Romancier, né en 1971 au Guatemala, Eduardo Halfon, après une jeunesse aux Etats-Unis, est revenu dans son pays natal, pour y enseigner à l’université la littérature. Il vit aujourd’hui à Forcalquier. Canción peut apparaitre comme la suite de Deuils qui, en 2018, avait reçu le prix Sofitel du meilleur livre étranger.

Eduardo Halfon est un conteur talentueux qui entraîne son lecteur dans des univers lointains, violents, pris par l’absurdité du monde, avec l’humour pour défense. Le récit n’est pas véritablement linéaire, mais plonge au coeur des souvenirs de l’auteur ; passé et présent se succèdent et le lecteur ne peut que suivre, comme au Japon lorsque, lors d'un congrès d’écrivains libanais, Eduardo Halfon narre un épisode de la guérilla guatémaltèque, sans aucun rapport avec les attentes de son auditoire captif.

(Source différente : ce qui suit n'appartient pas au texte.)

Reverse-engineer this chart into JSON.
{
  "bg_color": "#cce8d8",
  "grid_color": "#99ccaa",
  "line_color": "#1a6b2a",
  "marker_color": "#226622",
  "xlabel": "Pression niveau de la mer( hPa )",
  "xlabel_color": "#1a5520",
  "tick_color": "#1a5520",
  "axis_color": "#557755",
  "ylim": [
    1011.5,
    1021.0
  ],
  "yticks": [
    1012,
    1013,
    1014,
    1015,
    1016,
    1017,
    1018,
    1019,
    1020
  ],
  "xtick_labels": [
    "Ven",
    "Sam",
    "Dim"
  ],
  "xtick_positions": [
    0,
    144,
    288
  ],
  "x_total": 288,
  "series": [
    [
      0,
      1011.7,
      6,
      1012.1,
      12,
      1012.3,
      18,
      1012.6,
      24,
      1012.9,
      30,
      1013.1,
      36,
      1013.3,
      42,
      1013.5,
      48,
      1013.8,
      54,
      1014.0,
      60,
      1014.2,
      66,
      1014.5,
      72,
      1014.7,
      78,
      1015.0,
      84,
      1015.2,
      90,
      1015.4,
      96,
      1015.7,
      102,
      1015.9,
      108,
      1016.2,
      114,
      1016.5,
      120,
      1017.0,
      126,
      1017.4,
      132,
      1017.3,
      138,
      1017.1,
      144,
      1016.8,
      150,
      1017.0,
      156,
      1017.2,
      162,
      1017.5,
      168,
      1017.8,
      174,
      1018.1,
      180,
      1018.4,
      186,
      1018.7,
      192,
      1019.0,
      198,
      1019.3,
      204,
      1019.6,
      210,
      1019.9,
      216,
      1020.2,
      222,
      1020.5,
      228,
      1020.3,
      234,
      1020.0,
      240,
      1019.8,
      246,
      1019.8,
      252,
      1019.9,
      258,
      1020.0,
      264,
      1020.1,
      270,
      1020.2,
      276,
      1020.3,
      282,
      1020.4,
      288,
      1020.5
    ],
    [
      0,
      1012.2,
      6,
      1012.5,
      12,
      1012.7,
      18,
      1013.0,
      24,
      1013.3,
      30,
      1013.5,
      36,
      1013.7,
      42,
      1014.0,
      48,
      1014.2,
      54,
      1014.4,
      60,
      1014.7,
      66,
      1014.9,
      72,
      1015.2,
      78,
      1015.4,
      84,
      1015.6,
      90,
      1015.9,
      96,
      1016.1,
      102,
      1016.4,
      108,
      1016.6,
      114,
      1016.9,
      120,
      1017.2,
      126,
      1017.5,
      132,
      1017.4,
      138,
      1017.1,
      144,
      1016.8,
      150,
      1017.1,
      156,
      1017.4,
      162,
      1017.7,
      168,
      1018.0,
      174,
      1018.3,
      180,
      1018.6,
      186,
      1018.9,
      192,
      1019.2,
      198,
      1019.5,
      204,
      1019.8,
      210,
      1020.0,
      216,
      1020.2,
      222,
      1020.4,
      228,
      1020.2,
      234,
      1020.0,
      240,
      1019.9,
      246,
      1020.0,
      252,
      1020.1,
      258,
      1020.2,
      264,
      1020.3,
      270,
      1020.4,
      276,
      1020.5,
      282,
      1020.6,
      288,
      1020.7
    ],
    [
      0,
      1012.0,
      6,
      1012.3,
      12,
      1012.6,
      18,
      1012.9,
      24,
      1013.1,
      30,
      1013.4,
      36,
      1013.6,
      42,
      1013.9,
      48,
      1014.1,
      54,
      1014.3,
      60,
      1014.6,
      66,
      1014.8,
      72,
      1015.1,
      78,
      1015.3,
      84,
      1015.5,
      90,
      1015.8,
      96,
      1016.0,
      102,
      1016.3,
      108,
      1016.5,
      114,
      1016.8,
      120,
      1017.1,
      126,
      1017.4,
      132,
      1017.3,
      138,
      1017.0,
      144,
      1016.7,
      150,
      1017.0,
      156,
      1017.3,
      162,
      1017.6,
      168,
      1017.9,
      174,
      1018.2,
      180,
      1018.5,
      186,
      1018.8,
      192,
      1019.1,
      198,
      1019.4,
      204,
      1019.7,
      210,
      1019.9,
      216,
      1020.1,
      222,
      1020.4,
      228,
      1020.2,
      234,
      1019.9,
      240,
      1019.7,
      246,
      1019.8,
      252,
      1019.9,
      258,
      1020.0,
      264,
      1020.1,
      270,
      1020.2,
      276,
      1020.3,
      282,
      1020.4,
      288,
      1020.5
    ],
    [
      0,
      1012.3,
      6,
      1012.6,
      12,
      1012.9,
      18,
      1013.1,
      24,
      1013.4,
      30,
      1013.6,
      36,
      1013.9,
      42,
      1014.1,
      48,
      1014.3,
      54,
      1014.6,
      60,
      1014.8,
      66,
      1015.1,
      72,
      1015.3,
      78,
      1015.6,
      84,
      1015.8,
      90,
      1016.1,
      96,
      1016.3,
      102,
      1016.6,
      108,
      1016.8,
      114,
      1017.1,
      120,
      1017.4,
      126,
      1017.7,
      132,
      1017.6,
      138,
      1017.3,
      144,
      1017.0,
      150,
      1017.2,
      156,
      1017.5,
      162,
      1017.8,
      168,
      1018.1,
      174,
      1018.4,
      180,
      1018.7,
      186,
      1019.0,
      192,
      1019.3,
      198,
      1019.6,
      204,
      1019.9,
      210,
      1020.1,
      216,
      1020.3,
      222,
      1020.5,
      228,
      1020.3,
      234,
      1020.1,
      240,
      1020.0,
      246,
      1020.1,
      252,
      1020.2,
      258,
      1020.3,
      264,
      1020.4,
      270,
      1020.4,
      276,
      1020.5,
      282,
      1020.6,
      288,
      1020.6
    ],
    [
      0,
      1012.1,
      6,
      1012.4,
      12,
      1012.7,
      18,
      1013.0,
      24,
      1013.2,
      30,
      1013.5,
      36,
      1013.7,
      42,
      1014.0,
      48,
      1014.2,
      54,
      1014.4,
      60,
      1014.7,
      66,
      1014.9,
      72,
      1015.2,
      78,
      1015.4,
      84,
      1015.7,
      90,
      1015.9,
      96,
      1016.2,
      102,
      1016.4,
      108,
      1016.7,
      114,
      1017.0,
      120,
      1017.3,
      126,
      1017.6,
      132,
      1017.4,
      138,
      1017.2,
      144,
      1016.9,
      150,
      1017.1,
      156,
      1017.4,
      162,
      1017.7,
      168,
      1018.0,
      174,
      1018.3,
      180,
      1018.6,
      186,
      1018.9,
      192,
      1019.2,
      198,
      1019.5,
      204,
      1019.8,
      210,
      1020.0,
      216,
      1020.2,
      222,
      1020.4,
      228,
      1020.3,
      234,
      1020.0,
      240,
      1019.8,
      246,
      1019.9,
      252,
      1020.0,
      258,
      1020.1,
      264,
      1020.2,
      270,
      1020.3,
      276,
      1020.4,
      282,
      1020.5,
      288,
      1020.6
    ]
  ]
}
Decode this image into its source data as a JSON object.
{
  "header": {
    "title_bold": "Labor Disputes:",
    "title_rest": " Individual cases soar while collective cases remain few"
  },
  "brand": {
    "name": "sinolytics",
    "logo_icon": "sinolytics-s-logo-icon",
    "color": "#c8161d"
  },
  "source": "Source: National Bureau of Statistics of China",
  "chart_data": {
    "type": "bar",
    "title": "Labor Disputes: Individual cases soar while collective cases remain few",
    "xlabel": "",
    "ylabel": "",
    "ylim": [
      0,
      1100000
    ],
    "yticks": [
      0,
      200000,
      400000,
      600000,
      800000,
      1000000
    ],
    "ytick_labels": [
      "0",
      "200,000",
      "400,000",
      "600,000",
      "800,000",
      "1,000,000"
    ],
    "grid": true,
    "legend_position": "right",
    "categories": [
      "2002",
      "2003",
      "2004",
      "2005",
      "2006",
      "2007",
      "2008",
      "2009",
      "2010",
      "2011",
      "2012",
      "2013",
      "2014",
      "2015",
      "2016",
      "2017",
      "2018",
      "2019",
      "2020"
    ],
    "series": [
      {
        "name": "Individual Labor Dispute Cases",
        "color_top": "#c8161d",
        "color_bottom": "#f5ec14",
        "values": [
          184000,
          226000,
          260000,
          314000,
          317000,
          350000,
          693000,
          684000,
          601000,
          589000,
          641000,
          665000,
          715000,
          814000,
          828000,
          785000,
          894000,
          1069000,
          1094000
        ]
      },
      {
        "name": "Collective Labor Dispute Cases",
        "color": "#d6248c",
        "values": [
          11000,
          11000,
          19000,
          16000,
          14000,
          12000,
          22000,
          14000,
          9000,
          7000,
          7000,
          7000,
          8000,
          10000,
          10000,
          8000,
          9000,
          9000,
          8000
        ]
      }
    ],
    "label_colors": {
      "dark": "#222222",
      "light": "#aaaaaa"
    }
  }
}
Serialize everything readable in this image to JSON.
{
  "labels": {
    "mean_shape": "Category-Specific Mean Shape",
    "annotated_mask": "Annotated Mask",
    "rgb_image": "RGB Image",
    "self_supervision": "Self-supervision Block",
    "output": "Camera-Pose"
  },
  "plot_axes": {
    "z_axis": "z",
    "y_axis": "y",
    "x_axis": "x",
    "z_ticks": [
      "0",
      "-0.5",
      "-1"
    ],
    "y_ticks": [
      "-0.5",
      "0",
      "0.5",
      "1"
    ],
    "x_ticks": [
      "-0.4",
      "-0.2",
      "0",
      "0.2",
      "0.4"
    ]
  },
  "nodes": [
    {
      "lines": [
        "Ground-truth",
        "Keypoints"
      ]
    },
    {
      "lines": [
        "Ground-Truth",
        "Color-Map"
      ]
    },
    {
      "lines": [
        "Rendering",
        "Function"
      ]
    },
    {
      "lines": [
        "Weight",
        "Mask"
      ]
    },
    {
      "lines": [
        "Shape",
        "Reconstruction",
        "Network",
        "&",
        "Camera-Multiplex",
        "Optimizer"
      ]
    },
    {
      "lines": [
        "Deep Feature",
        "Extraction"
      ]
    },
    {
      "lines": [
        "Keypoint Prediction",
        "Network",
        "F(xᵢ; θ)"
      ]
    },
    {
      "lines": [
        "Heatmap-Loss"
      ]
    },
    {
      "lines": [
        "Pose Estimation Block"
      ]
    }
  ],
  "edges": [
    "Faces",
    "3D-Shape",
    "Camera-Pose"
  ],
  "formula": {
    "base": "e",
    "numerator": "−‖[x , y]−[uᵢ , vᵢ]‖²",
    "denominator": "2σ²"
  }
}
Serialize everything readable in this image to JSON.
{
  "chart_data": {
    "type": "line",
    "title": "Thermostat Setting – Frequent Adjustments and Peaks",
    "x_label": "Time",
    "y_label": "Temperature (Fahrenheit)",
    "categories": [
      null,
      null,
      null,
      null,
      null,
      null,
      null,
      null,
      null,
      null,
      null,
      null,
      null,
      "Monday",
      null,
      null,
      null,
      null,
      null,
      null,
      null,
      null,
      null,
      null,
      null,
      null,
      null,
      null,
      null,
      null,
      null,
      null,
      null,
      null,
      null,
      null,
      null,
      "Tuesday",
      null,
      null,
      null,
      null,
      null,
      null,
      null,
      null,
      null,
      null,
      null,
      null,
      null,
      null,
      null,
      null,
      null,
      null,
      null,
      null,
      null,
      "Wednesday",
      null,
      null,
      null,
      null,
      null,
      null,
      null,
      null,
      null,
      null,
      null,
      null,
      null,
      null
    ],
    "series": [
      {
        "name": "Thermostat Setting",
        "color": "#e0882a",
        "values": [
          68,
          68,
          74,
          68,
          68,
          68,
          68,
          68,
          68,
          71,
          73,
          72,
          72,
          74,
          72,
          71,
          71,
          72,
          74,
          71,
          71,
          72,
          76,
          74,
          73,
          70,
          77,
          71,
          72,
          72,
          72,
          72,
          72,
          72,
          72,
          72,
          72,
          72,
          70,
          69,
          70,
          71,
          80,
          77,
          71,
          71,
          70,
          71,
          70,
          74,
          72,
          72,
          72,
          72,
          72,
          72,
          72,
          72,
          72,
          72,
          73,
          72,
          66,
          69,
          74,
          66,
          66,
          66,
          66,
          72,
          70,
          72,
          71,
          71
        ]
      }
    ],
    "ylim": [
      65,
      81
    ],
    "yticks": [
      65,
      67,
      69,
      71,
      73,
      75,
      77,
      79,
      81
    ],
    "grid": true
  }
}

La figure centrale est celle du grand-père, venu de Beyrouth, qui a assis sa fortune dans le Guatemala de l’après guerre : «Mes grands-parents vivaient dans un palais. A mes yeux, en tout cas, c’était un palais». A la naissance du narrateur, dans les années 1970, le Guatemala vit une situation de guerre civile dont son grand-père fera les frais en étant enlevé un jour par des guérilleros qui le relâcheront contre rançon. Cet événement - central sans l’être vraiment - est le fil du récit.

Eduardo Halfon raconte le Guatemala de cette période troublée, mais également la vie d’un clan familial heureux ; passent des figures féminines, belles et mystérieuses, la cousine Bérénice, la mère de Bérénice à qui l’oncle Salomon lit l’avenir dans le marc de café, avenir dont il ne dira rien ; la Rogeria, belle guérillera, la femme aux marimbas, Aiko la japonaise dont le grand-père est un survivant d’Hiroshima, qui en a gardé à vie la trace dans sa peau. A chacun son grand-père. Celui d’Eduardo Halfon lui a légué son nom et son papier à lettres, son histoire aussi, du moins en partie…

L'auteur déroule précautionneusement les fils de la mémoire, de sa mémoire, de la mémoire familiale, et donne de façon intrigante à ce beau récit le nom - Canción - d’un des kidnappeurs de son grand-père. A rapprocher de la phrase de Baudelaire, mise en exergue : «Il serait peut-être doux d’être alternativement victime et bourreau». Se pose aussi la question de l’identité, dès la première phrase : «J’arrivai à Tokyo déguisé en Arabe».

Un récit habilement mené, qui, par brèves touches, émeut, intrigue, séduit.